Namun, dalam kenyataannya, rasionalisasi dan dramatisasi sering terjebak dalam dirinya sendiri. Alasan sekedar penuh akal-akalan serta segala mimik yang dibuat-buat acapkali menutupi apa yang seharusnya. Di baliknya, bersemayamlah kepentingan yang disamarkan. Di situ, rasionalisasi dan dramatisasi sering berakrobat dalam politisasi linguistik. Diksi diseleksi ketat.  Menata kata dan frase diseriusi penuh teliti. Di situ terjadi apa yang saya sebut saja sebagai hedonisme verbal, yakni nikmatnya il gioco delle parole (permainan kata-kata) dengan karakter hyperbolik yang kental. Demi membius rasa. Praktek literasi sesat ini semakin sempurna oleh polesan mimik yang sungguh hendak memperdayai.

Di ujung dramatisasi, misalnya, ada harapan demi satu compassion. Maksudnya, terlahirlah  daya magnet untuk menarik gejolak turut berbela rasa.  Maka, terbentuklah solidaritas afektif-emosional. Apalagi bila dramatisasi itu digulirkan sebagai teater dari satu adegan playing victim. Seolah-olah sudah jadi korban atau tumbal dari satu prahara politis, misalnya. Dalam dunia sepakbola, cuma satu tekel lemah dari pemain lawan, bisa direaksi dengan ‘erangan penuh kesakitan.’ Namun segera sembuh ketika pemain lawan itu telah diganjar kartu.

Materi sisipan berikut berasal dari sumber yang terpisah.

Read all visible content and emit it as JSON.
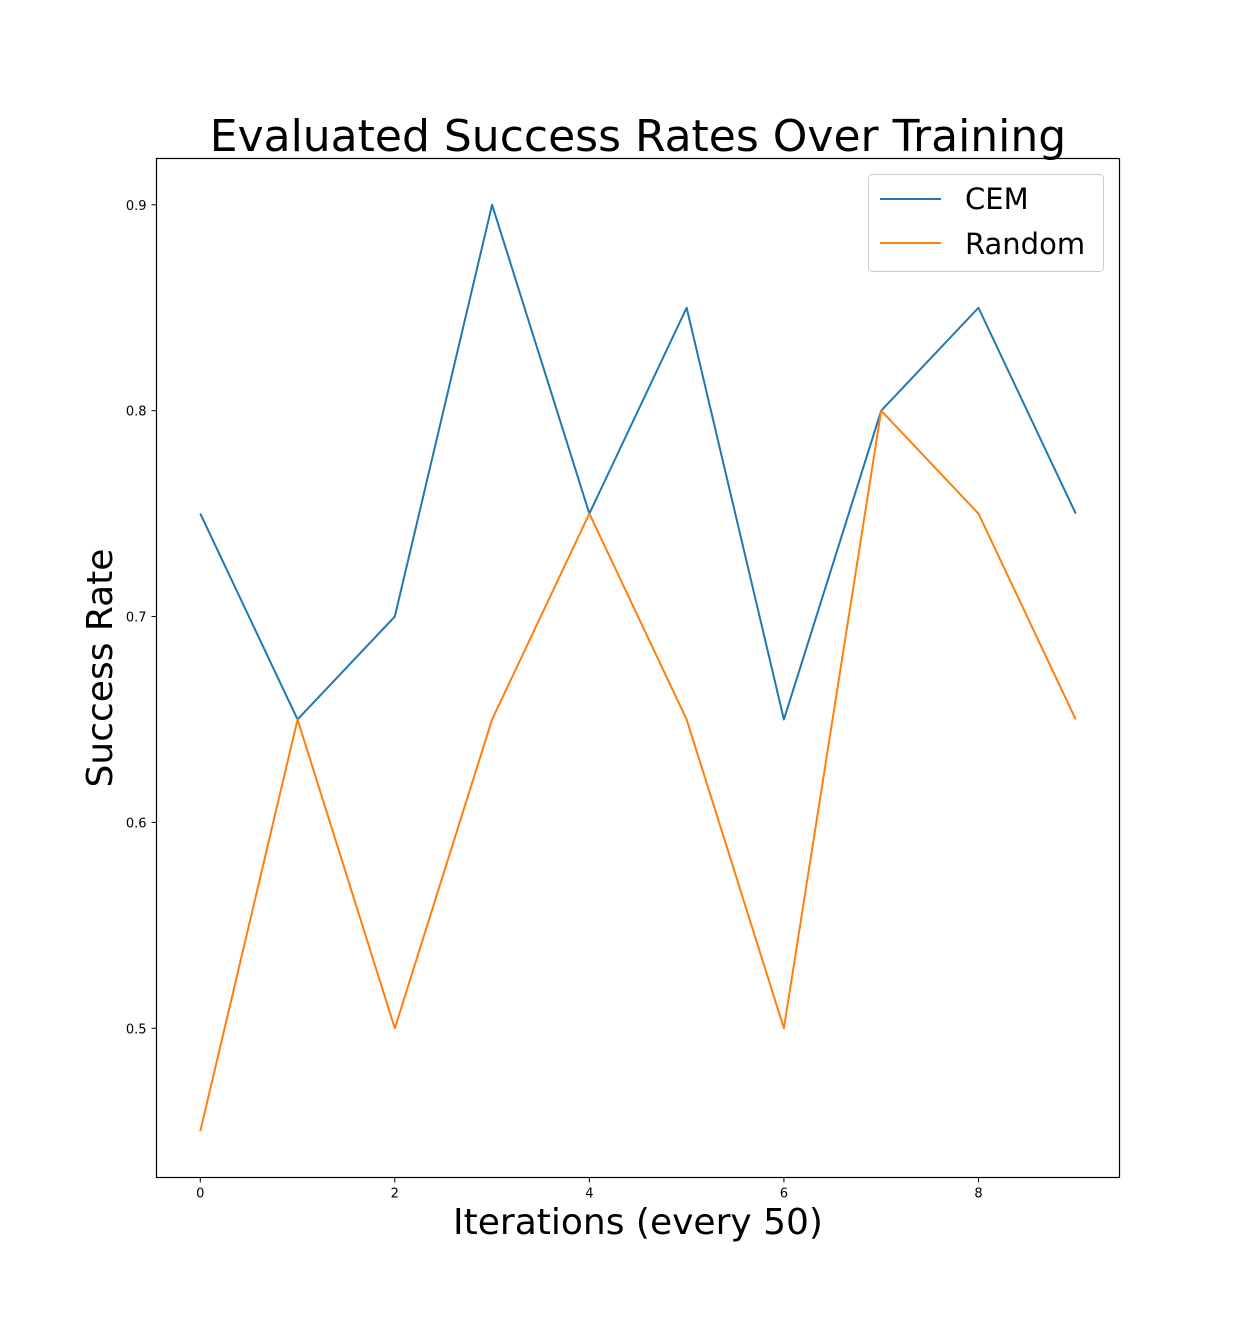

Tetapi, kita tak boleh lupa bahwa dramatisasi terjadi amat sengit pula dalam sikap keberagamaan. Ya, dalam dunia yang diyakini sakti, bercitra sakral serta tampakan ulah kesalehan. Jan Walgrave, dalam percakapannya dengan R. Rolheiser, misalnya, berkomentar bahwa “our age contitutes a virtual conspiracy against the interior life” (1998). Praktisnya begini, kita berdoa tetapi jauh dari sikap batin sungguh beriman. Kita mohon pengampunan dan belaskasih, tetapi kita tetap setia  pada pedang dan segala praktek anti belaskasih. Itu terungkap dalam rupa-rupa kekerasan, aksi teror serta variasi tindak penuh kekejaman. Kita terbelah antara sikap batin interior dan ungkapan tindak eksterior yang seharusnya. Dramatisasi agama terjadi saat kita membesarkan Tuhan dengan memperkecil manusia; dengan praktek membela ketuhanan dengan membelah kemanusiaan.